/learning_to_localize_sound_source

Codebase and Dataset for the paper: Learning to Localize Sound Source in Visual Scenes

Primary LanguagePython

Learning to Localize Sound Source in Visual Scenes [CVPR 2018,TPAMI 2020]

The codebase is the re-implementation of the code that was used in CVPR 2018 Learning to Localize Sound Source in Visual Scenes and TPAMI Learning to Localize Sound Source in Visual Scenes: Analysis and Applications papers. Original code was written in the early version of Tensorflow so that we re-implemented it in PyTorch for the community.

Getting started

  • tqdm
  • scipy

Preparation

  • Training Data

    • We used 144k samples from Flickr-SoundNet dataset for training as it is mentioned in the paper.
    • Sound features are directly obtained from SoundNet implementation. We apply average pooling on the output of "Object" branch of Conv8 layer and use it as sound feature in our architecture.
    • To be able to use our dataloader (Sound_Localization_Dataset.py);
      • Each sample folder should contain frames as .jpg and audio features as .mat extensions. For details please refer to Sound_Localization_Dataset.py
        • /hdd/SoundLocalization/dataset/12015590114.mp4/frame1.jpg
        • /hdd/SoundLocalization/dataset/12015590114.mp4/12015590114.mat
  • The Sound Localization Dataset (Annotated Dataset)

    The Sound Localization dataset can be downloaded from the following link:

    https://drive.google.com/open?id=1P93CTiQV71YLZCmBbZA0FvdwFxreydLt

    This dataset contains 5k image-sound pairs and their annotations in XML format. Each XML file has annotations of 3 annotators.

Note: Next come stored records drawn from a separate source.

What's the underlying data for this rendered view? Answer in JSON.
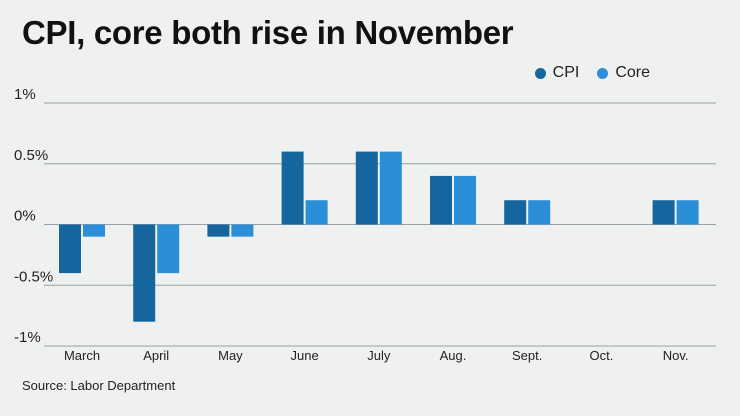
{
  "title": "CPI, core both rise in November",
  "source": "Source: Labor Department",
  "colors": {
    "cpi": "#15659e",
    "core": "#2a8fd8",
    "grid": "#9aa0a4",
    "background": "#eff1f1"
  },
  "chart_data": {
    "type": "bar",
    "title": "CPI, core both rise in November",
    "categories": [
      "March",
      "April",
      "May",
      "June",
      "July",
      "Aug.",
      "Sept.",
      "Oct.",
      "Nov."
    ],
    "series": [
      {
        "name": "CPI",
        "values": [
          -0.4,
          -0.8,
          -0.1,
          0.6,
          0.6,
          0.4,
          0.2,
          0.0,
          0.2
        ]
      },
      {
        "name": "Core",
        "values": [
          -0.1,
          -0.4,
          -0.1,
          0.2,
          0.6,
          0.4,
          0.2,
          0.0,
          0.2
        ]
      }
    ],
    "ylim": [
      -1,
      1
    ],
    "yticks": [
      1,
      0.5,
      0,
      -0.5,
      -1
    ],
    "ytick_labels": [
      "1%",
      "0.5%",
      "0%",
      "-0.5%",
      "-1%"
    ],
    "grid": true,
    "legend_position": "top-right",
    "xlabel": "",
    "ylabel": ""
  }
}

    test_list.txt file includes the id of every pair that is used for testing.

Training

python sound_localization_main.py --dataset_file /hdd3/Old_Machine/sound_localization/semisupervised_train_list.txt  
--val_dataset_file /hdd3/Old_Machine/sound_localization/supervised_test_list.txt 
--annotation_path /hdd/Annotations/xml_box_20  --mode train --niter 10 --batchSize 30 --nThreads 8 --validation_on True 
--validation_freq 1 --display_freq 1 --save_latest_freq 1 --name semisupervised_sound_localization_t1 
--optimizer adam --lr_rate 0.0001 --weight_decay 0.0

Pretrained Model

We provide pre-trained model for semisupervised architecture. Accuracy is slightly lower than reported number in the paper (Because of re-implementation in another framework). You can download the model from here.

If you end up using our code or dataset, we ask you to cite the following papers:

@InProceedings{Senocak_2018_CVPR,
author = {Senocak, Arda and Oh, Tae-Hyun and Kim, Junsik and Yang, Ming-Hsuan and So Kweon, In},
title = {Learning to Localize Sound Source in Visual Scenes},
booktitle = {The IEEE Conference on Computer Vision and Pattern Recognition (CVPR)},
month = {June},
year = {2018}
}
@article{Senocak_2020_TPAMI,
title = {Learning to Localize Sound Source in Visual Scenes: Analysis and Applications},
author = {Senocak, Arda and Oh, Tae-Hyun and Kim, Junsik and Yang, Ming-Hsuan and So Kweon, In},
journal = {TPAMI},
year = {2020},
publisher = {IEEE}
}

Image-sound pairs are collected by using the Flickr-SoundNet dataset. Thus, please cite the Yahoo dataset the Yahoo dataset and SoundNet paper as well.

The dataset and the code must be used for research purposes only.